Over Valentine’s Day weekend, Leesville was successful in the school’s very first Youth and Government (YAG) Conference.
Every year, YMCA delegations and schools from Asheville to Winston Salem congregate at downtown Raleigh to hold a conference for students who have a passion for politics, government and the law. Over the conference weekend, many events and competitions are held for students with bills to be passed into “YAG Law”, Mock Trials, Appellants in the Court of Appeals, Freshmen in the Freshman forum (a freshman-only legislature), and many other categories. Below is a breakdown of each category:
Students from across the state present mock bills to a Senate and House of Representatives, also made up of students. Once the bills are passed in the houses, they go to the governors cabinet. There, the bills are debated. The ones that the governor likes are passed into “YAG Law.” “YAG Law” bills pass through every house and the governor’s cabinet and are treated as if they are being passed into a mock form of law.
Court of Appeals
Students develop briefs (legal arguments or summaries of longer documents) and oral arguments as attorneys for mock cases in a Court of Appeals. Students would have to be able to argue both sides of a case against other participants.
Students must argue as the Plaintiff and Defense for criminal cases ranging from murder to shoplifting. Unlike Court of Appeals, there are witnesses as well as a jury.
Freshman Forum is legislature only for ninth graders (minus the governor’s cabinet).

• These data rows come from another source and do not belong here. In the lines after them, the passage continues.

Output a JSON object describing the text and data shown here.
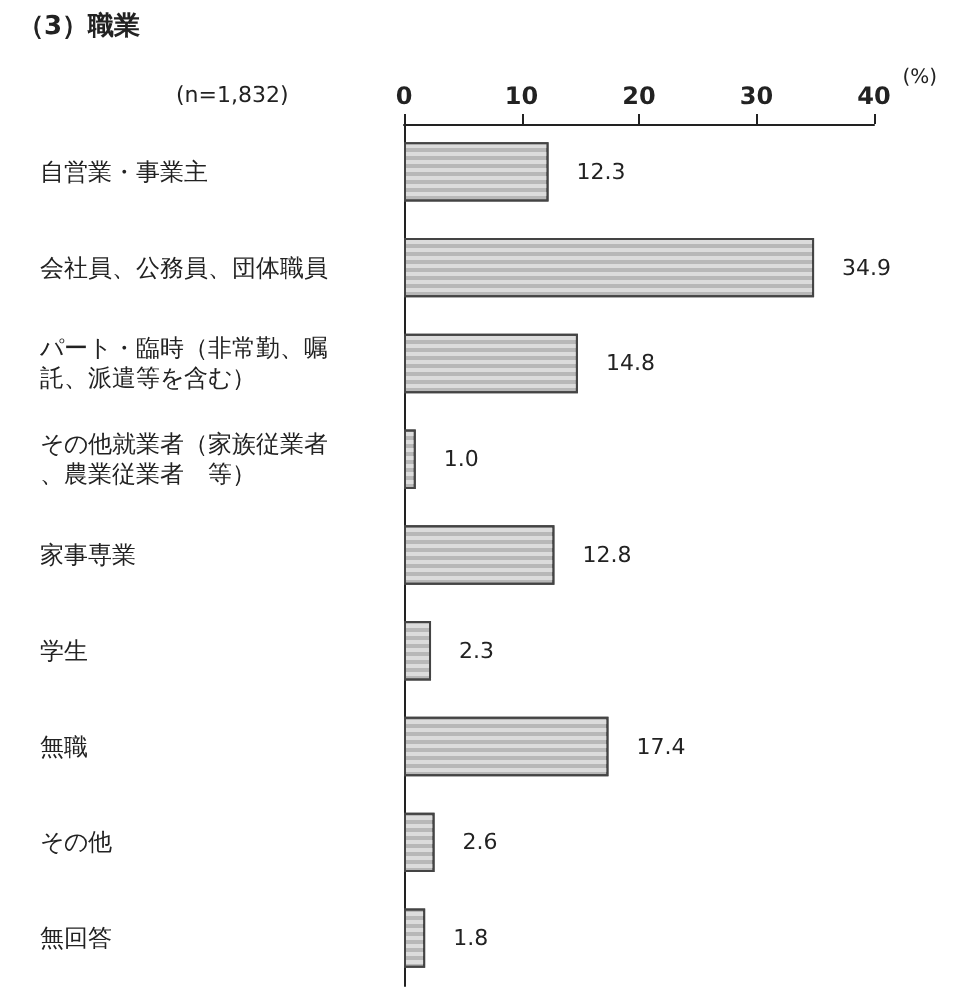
{
  "chart_data": {
    "type": "bar",
    "orientation": "horizontal",
    "title": "（3）職業",
    "categories": [
      "自営業・事業主",
      "会社員、公務員、団体職員",
      "パート・臨時（非常勤、嘱託、派遣等を含む）",
      "その他就業者（家族従業者、農業従業者　等）",
      "家事専業",
      "学生",
      "無職",
      "その他",
      "無回答"
    ],
    "values": [
      12.3,
      34.9,
      14.8,
      1.0,
      12.8,
      2.3,
      17.4,
      2.6,
      1.8
    ],
    "color": "#b8b8b8",
    "xlim": [
      0,
      40
    ],
    "xticks": [
      0,
      10,
      20,
      30,
      40
    ],
    "xlabel": "(%)",
    "annotations": [
      "(n=1,832)"
    ],
    "value_labels": [
      "12.3",
      "34.9",
      "14.8",
      "1.0",
      "12.8",
      "2.3",
      "17.4",
      "2.6",
      "1.8"
    ],
    "grid": false
  }
}
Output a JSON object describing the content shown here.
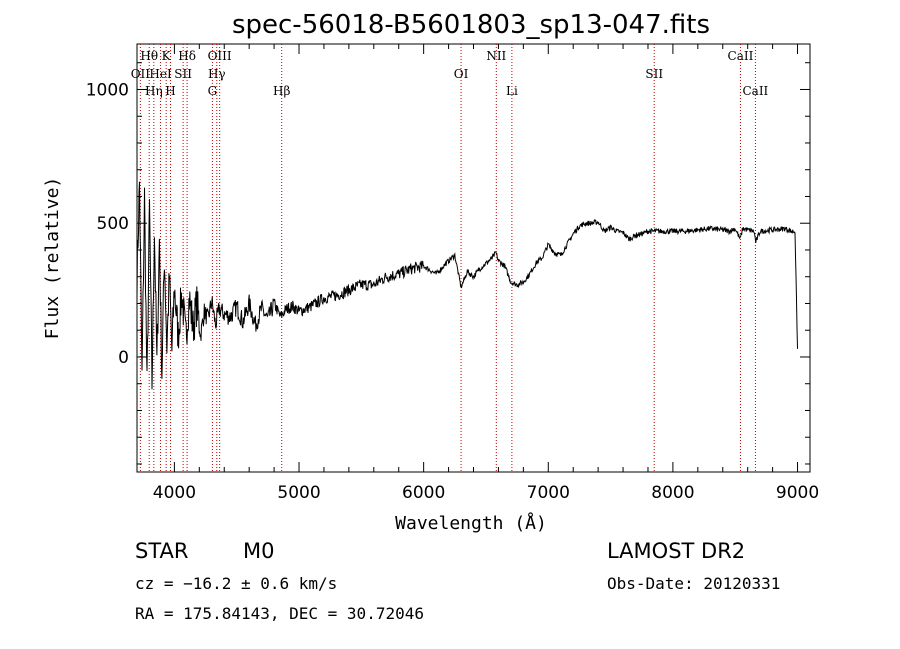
{
  "chart_data": {
    "type": "line",
    "title": "spec-56018-B5601803_sp13-047.fits",
    "xlabel": "Wavelength (Å)",
    "ylabel": "Flux (relative)",
    "xlim": [
      3700,
      9100
    ],
    "ylim": [
      -430,
      1170
    ],
    "xticks": [
      4000,
      5000,
      6000,
      7000,
      8000,
      9000
    ],
    "yticks": [
      0,
      500,
      1000
    ],
    "ytick_labels": [
      "0",
      "500",
      "1000"
    ],
    "grid": false,
    "line_color": "#000000",
    "marker_color": "#c00000",
    "spectral_lines": [
      {
        "label": "Hθ",
        "x": 3798,
        "row": 0
      },
      {
        "label": "K",
        "x": 3934,
        "row": 0
      },
      {
        "label": "Hδ",
        "x": 4102,
        "row": 0
      },
      {
        "label": "OIII",
        "x": 4363,
        "row": 0
      },
      {
        "label": "NII",
        "x": 6583,
        "row": 0
      },
      {
        "label": "CaII",
        "x": 8542,
        "row": 0
      },
      {
        "label": "OII",
        "x": 3727,
        "row": 1
      },
      {
        "label": "HeI",
        "x": 3889,
        "row": 1
      },
      {
        "label": "SII",
        "x": 4070,
        "row": 1
      },
      {
        "label": "Hγ",
        "x": 4340,
        "row": 1
      },
      {
        "label": "OI",
        "x": 6300,
        "row": 1
      },
      {
        "label": "SII",
        "x": 7850,
        "row": 1
      },
      {
        "label": "Hη",
        "x": 3835,
        "row": 2
      },
      {
        "label": "H",
        "x": 3969,
        "row": 2
      },
      {
        "label": "G",
        "x": 4305,
        "row": 2
      },
      {
        "label": "Hβ",
        "x": 4861,
        "row": 2
      },
      {
        "label": "Li",
        "x": 6708,
        "row": 2
      },
      {
        "label": "CaII",
        "x": 8662,
        "row": 2
      }
    ],
    "series": [
      {
        "x": [
          3700,
          3720,
          3740,
          3760,
          3780,
          3800,
          3820,
          3840,
          3860,
          3880,
          3900,
          3920,
          3940,
          3960,
          3980,
          4000,
          4030,
          4060,
          4090,
          4120,
          4150,
          4180,
          4210,
          4240,
          4270,
          4300,
          4330,
          4360,
          4400,
          4450,
          4500,
          4550,
          4600,
          4650,
          4700,
          4750,
          4800,
          4850,
          4900,
          4950,
          5000,
          5100,
          5200,
          5300,
          5400,
          5500,
          5600,
          5700,
          5800,
          5900,
          6000,
          6100,
          6200,
          6250,
          6300,
          6350,
          6400,
          6450,
          6500,
          6550,
          6580,
          6600,
          6650,
          6700,
          6750,
          6800,
          6850,
          6900,
          6950,
          7000,
          7050,
          7100,
          7150,
          7200,
          7250,
          7300,
          7350,
          7400,
          7450,
          7500,
          7550,
          7600,
          7650,
          7700,
          7750,
          7800,
          7850,
          7900,
          7950,
          8000,
          8100,
          8200,
          8300,
          8400,
          8450,
          8500,
          8540,
          8560,
          8600,
          8650,
          8665,
          8700,
          8800,
          8900,
          8950,
          8980,
          9000
        ],
        "y": [
          300,
          650,
          -80,
          600,
          -120,
          560,
          -100,
          480,
          -30,
          440,
          -60,
          380,
          40,
          300,
          20,
          260,
          80,
          240,
          70,
          220,
          110,
          200,
          80,
          170,
          140,
          210,
          120,
          180,
          160,
          150,
          190,
          130,
          200,
          120,
          180,
          140,
          200,
          150,
          180,
          190,
          170,
          190,
          220,
          230,
          250,
          270,
          270,
          300,
          310,
          330,
          340,
          310,
          360,
          380,
          260,
          320,
          300,
          330,
          350,
          370,
          390,
          360,
          340,
          280,
          270,
          280,
          310,
          350,
          370,
          420,
          390,
          380,
          420,
          460,
          490,
          500,
          500,
          505,
          470,
          485,
          470,
          465,
          440,
          455,
          460,
          470,
          470,
          470,
          470,
          470,
          470,
          475,
          480,
          475,
          470,
          480,
          440,
          480,
          475,
          470,
          430,
          470,
          475,
          480,
          470,
          470,
          30
        ]
      }
    ]
  },
  "info": {
    "object_class": "STAR",
    "subclass": "M0",
    "survey": "LAMOST DR2",
    "velocity": "cz = −16.2 ± 0.6 km/s",
    "obs_date": "Obs-Date: 20120331",
    "coords": "RA = 175.84143, DEC =  30.72046"
  }
}
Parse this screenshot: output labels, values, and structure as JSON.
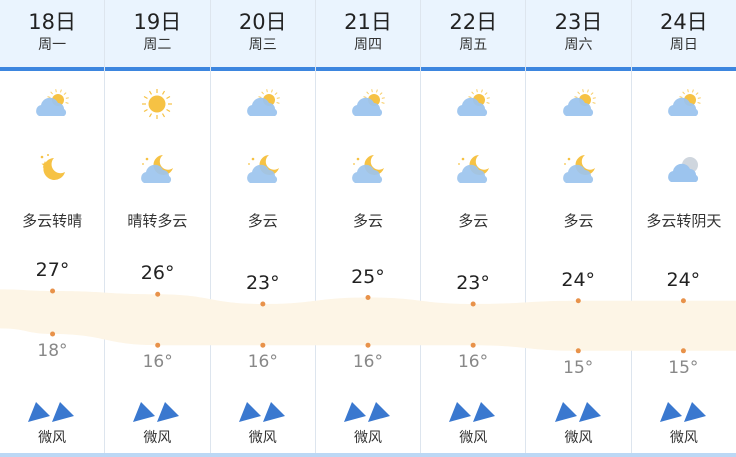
{
  "days": [
    {
      "date": "18日",
      "week": "周一",
      "day_icon": "partly-cloudy-day-icon",
      "night_icon": "clear-night-icon",
      "desc": "多云转晴",
      "high": 27,
      "high_label": "27°",
      "low": 18,
      "low_label": "18°",
      "wind": "微风"
    },
    {
      "date": "19日",
      "week": "周二",
      "day_icon": "sun-icon",
      "night_icon": "partly-cloudy-night-icon",
      "desc": "晴转多云",
      "high": 26,
      "high_label": "26°",
      "low": 16,
      "low_label": "16°",
      "wind": "微风"
    },
    {
      "date": "20日",
      "week": "周三",
      "day_icon": "partly-cloudy-day-icon",
      "night_icon": "partly-cloudy-night-icon",
      "desc": "多云",
      "high": 23,
      "high_label": "23°",
      "low": 16,
      "low_label": "16°",
      "wind": "微风"
    },
    {
      "date": "21日",
      "week": "周四",
      "day_icon": "partly-cloudy-day-icon",
      "night_icon": "partly-cloudy-night-icon",
      "desc": "多云",
      "high": 25,
      "high_label": "25°",
      "low": 16,
      "low_label": "16°",
      "wind": "微风"
    },
    {
      "date": "22日",
      "week": "周五",
      "day_icon": "partly-cloudy-day-icon",
      "night_icon": "partly-cloudy-night-icon",
      "desc": "多云",
      "high": 23,
      "high_label": "23°",
      "low": 16,
      "low_label": "16°",
      "wind": "微风"
    },
    {
      "date": "23日",
      "week": "周六",
      "day_icon": "partly-cloudy-day-icon",
      "night_icon": "partly-cloudy-night-icon",
      "desc": "多云",
      "high": 24,
      "high_label": "24°",
      "low": 15,
      "low_label": "15°",
      "wind": "微风"
    },
    {
      "date": "24日",
      "week": "周日",
      "day_icon": "partly-cloudy-day-icon",
      "night_icon": "overcast-icon",
      "desc": "多云转阴天",
      "high": 24,
      "high_label": "24°",
      "low": 15,
      "low_label": "15°",
      "wind": "微风"
    }
  ],
  "colors": {
    "header_bg": "#eaf4fe",
    "accent": "#3d86df",
    "band": "#fdf5e6",
    "dot": "#e8924a",
    "sun": "#f6c244",
    "cloud": "#9cc4ee",
    "wind_arrow": "#3a78cf"
  }
}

This is a great way for new students to be accustomed to how YAG Legislature works because they only have to argue their bill against other people who are attending the conference for the first time, not people who are experienced in the Legislative part of YAG.
Participants who are interested in journalism and media spend the weekend interviewing other participants, writing articles for the daily YAG paper, creating a newscast and taking photos for slideshows and social media.
Lobbyists argue for and against bills that are trying to be passed in legislature.
Budget Analysts must argue how and why the bill they’re arguing for is “financially responsible” or not.
Out of the four Leesville students who participated in the conference, all earned some form of an award.
Michael Beauregard, freshman, won best debater in Freshman Forum; Allison Fisher, junior, had her bill on private nurse practitioners passed into YAG Law; Rebecca Dupree and her partner Troy Sturdivant, both juniors (Sturdivant not being a Leesville student), had their bill on gambling in NC passed into YAG Law, and Will Hollerung, sophomore, won Model Attorney in the Court of Appeals.
“I loved being able to see how the government worked and debating my bill,” said Fisher when asked what she enjoyed most from her first YAG experience. She is looking forward to next year’s conference and hopes to be more involved with the bill passing process.
Rebecca Dupree, junior, said that she “didn’t expect much this year because it was Leesville’s first time attending,” but was proud of how well everyone did.
Michael Beauregard enjoyed his YAG experience because it taught him “parliamentary procedure, and how law making works.” In the future, he hopes to be a part of the House and have his bills passed into law.
All students who attended the conference this year seem determined to do well, so the students who participate in next year’s Youth and Government Conference should be just as successful.